FORT WORTH, TEXAS – Even RadioShack’s biggest boosters grew wary last month when the chain reported its seventh consecutive quarterly loss.
The red ink swelled to $112 million for the three months, ended Sept. 30, compared with a year-ago loss of $47 million, and RadioShack’s share price sank 18 percent at the close of trading that day, its biggest one-day dip in more than a year.
The results, wrote BB&T Capital Markets analyst Anthony Chukumba in a research note, did not provide much reason for optimism.
CEO Joe Magnacca, who has been widely lauded by the investment community for his work at Walgreens and his turnaround initiatives at RadioShack (see TWICE, Oct. 21), attributed the downturn to an aggressive re-assortment, in which SKU counts were slashed 22 percent, from 4,500 to 3,500 items. The effort was designed to rid shelves of slow-moving and duplicative products In their stead, RadioShack will focus on such key sectors as mobile, audio, tablets, digital fitness, remote-controlled toys and its private-label lines, which will feature enhanced packaging and innovation, he noted.
But the SKU reductions came at a price: $47 million in markdown and liquidation costs, and reduced revenues as customers temporarily traded down to lower-priced items. Indeed, net sales fell 11.6 percent to $805 million for the quarter, and comp-store sales slipped 8.4 percent, reflecting declines across all major product categories save for prepaid mobile phones, portable speakers, Apple Lightning-compatible cables and adapters.
Specifically, mobility sales were down 11.6 percent and mobility comps declined 9.7 percent due to lower postpaid wireless sales, said interim chief financial officer Holly Felder. CE saw the largest sales decrease, with sales down 17 percent and comps declining nearly 16 percent.
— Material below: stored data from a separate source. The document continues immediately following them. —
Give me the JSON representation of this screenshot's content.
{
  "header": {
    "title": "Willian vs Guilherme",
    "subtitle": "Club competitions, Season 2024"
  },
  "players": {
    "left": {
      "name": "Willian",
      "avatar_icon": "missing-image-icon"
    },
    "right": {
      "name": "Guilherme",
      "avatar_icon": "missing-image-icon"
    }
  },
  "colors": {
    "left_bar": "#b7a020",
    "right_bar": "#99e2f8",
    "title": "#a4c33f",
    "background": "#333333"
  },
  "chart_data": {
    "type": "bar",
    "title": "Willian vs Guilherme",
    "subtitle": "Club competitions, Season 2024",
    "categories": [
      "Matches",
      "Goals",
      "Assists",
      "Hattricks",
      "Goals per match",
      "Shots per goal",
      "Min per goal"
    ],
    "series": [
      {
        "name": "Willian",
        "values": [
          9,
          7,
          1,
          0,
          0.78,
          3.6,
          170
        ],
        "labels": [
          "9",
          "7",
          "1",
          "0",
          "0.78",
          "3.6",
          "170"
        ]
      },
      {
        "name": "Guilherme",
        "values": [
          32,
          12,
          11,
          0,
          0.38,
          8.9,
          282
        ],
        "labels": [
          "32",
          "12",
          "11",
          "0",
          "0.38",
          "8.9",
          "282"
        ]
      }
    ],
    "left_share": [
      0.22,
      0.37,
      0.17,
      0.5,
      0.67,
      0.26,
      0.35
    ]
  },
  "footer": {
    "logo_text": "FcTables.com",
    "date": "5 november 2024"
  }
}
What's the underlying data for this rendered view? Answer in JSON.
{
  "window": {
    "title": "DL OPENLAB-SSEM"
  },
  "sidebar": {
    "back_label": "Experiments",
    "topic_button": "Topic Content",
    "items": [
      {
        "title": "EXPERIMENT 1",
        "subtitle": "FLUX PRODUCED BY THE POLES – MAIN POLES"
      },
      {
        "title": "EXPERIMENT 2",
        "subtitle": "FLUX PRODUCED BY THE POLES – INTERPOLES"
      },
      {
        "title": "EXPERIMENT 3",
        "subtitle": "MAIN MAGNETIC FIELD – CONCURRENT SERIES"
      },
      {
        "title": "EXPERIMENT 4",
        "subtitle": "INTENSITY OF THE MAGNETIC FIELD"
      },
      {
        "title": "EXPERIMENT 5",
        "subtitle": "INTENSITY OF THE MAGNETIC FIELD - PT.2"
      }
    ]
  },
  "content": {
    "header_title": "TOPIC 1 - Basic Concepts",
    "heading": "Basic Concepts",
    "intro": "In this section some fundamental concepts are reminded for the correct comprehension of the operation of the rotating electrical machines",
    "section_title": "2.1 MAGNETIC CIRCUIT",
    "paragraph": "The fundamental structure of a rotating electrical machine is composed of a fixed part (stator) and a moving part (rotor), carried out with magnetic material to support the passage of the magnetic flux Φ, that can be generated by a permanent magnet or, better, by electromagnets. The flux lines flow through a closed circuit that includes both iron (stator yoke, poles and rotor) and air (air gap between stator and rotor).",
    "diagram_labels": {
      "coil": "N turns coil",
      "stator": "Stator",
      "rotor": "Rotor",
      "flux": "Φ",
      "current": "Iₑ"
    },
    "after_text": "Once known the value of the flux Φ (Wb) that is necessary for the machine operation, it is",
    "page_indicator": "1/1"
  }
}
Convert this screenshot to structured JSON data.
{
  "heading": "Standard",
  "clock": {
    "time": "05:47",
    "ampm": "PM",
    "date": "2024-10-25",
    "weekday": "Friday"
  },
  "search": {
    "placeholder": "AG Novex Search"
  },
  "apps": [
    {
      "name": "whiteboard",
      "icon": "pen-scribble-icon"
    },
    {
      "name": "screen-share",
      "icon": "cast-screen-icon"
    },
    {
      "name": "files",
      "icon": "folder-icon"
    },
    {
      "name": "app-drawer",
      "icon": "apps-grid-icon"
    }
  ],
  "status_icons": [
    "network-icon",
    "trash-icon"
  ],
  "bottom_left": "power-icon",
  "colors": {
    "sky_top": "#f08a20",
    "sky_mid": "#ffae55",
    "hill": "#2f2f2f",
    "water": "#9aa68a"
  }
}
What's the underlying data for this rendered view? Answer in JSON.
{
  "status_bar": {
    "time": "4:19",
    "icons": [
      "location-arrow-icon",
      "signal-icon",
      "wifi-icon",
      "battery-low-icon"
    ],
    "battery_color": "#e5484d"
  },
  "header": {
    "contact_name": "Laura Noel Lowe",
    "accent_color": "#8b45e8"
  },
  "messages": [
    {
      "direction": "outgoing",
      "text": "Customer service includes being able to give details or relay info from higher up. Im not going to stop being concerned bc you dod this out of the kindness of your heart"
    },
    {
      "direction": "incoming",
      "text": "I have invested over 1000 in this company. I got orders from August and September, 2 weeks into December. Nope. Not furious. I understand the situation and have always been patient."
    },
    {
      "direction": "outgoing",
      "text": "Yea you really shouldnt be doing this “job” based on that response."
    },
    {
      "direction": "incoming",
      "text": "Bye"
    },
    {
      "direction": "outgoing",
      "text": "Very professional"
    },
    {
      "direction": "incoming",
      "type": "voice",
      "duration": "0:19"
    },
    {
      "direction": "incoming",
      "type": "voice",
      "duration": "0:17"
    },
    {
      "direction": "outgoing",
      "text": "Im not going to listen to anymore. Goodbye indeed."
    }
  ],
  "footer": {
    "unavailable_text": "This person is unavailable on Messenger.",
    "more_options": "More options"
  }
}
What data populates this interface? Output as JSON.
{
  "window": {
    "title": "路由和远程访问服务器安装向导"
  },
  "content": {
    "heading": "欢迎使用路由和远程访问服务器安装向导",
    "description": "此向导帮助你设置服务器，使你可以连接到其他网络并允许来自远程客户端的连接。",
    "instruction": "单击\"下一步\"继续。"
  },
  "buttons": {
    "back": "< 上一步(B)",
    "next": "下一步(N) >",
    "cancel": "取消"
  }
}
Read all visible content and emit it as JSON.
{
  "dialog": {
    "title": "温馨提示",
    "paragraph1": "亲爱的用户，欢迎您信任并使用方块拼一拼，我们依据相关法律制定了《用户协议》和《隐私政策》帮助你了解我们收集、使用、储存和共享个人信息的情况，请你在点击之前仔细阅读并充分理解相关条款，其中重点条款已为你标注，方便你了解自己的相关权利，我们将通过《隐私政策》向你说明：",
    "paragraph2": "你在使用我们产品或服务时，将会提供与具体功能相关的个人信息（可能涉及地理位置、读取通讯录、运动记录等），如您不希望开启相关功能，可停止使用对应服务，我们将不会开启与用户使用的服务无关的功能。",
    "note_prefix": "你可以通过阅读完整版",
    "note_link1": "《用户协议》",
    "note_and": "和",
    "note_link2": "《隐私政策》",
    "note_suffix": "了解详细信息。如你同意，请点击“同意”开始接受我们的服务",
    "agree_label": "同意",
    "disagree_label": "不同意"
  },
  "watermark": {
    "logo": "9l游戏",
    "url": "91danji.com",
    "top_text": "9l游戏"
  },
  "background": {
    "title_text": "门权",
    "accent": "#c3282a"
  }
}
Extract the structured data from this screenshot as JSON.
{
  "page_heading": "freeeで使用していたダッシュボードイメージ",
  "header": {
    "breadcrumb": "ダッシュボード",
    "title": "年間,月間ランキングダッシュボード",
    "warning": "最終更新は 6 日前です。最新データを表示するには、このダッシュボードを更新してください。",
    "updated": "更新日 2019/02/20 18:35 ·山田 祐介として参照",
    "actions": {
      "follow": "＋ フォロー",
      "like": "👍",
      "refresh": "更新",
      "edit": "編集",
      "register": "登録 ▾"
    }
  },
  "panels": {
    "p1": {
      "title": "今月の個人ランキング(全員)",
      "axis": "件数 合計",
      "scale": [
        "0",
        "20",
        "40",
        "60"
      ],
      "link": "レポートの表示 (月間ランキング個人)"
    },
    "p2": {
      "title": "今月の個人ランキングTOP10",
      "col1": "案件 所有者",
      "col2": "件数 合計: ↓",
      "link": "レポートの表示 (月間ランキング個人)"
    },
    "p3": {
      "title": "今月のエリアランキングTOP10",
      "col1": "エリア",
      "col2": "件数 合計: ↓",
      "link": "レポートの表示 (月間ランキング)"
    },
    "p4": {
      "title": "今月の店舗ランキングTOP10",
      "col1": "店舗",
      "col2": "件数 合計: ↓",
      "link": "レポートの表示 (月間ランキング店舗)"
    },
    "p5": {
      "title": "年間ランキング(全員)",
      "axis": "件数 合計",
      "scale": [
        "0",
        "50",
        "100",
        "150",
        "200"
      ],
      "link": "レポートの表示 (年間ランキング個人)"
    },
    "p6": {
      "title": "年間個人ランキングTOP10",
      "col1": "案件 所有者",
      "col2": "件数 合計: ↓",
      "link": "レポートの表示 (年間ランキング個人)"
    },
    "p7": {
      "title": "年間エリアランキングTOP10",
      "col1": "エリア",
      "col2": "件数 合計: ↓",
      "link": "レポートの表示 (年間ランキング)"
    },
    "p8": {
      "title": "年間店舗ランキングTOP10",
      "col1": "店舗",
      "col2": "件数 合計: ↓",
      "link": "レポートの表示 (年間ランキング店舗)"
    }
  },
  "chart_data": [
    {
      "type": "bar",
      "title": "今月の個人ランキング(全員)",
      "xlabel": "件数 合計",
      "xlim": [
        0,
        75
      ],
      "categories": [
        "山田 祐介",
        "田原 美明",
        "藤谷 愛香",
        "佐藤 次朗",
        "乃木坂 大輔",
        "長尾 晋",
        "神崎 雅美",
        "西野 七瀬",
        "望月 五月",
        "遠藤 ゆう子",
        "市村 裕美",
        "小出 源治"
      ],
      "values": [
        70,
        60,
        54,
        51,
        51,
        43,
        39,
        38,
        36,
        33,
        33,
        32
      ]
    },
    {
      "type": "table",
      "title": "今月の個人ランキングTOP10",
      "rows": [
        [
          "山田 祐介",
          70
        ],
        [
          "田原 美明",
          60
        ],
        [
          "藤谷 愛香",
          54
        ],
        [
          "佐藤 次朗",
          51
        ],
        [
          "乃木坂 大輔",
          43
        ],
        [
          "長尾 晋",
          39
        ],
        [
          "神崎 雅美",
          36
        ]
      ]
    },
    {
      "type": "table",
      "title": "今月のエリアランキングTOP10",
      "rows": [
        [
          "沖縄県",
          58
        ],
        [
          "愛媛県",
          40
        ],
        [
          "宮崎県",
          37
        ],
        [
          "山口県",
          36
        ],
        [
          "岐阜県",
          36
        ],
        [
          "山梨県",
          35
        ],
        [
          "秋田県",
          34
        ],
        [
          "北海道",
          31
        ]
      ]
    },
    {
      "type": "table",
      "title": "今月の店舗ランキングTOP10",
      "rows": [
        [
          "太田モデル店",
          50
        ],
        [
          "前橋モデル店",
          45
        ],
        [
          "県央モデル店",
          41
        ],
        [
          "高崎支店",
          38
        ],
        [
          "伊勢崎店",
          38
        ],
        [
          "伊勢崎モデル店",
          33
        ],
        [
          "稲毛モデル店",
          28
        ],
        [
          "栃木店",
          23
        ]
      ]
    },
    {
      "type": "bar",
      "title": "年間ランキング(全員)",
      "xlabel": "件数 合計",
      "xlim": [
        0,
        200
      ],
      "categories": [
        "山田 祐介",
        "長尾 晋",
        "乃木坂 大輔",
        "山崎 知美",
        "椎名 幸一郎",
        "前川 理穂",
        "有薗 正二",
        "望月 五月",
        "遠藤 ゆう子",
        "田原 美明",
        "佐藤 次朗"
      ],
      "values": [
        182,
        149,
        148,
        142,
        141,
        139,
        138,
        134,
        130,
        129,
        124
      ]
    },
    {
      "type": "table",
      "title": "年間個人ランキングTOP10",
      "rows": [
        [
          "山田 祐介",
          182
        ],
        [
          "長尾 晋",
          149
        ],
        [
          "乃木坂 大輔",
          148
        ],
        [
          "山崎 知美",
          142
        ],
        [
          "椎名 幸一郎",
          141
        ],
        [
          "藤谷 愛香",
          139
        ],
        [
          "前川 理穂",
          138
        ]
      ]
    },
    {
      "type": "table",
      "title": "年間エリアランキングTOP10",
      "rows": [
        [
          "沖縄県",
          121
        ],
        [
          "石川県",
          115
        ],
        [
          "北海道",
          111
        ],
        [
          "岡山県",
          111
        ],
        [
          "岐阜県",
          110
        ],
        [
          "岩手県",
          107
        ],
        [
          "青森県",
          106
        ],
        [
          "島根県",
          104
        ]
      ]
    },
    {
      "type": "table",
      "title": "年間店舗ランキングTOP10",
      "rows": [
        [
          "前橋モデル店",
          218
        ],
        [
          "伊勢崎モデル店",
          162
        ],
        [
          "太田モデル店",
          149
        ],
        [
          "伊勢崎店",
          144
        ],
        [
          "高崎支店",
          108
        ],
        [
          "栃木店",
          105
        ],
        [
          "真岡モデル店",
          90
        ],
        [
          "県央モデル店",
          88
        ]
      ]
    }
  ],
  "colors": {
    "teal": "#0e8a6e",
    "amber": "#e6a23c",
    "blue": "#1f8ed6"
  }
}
The retailer’s good news – commitments from GE Capital and other lenders for $835 million in debt financing over the next five years – was met with skepticism by some observers. Analysts argued that the new financing, which Felder said leaves about $175 million in incremental liquidity after refinancing existing debt, will be enough to fund turnaround plans.
Besides the product re-assortment, the initiatives include a fresh marketing campaign to attract a new generation of customers; improved operational efficiency; and a multi-tiered store-remodeling program.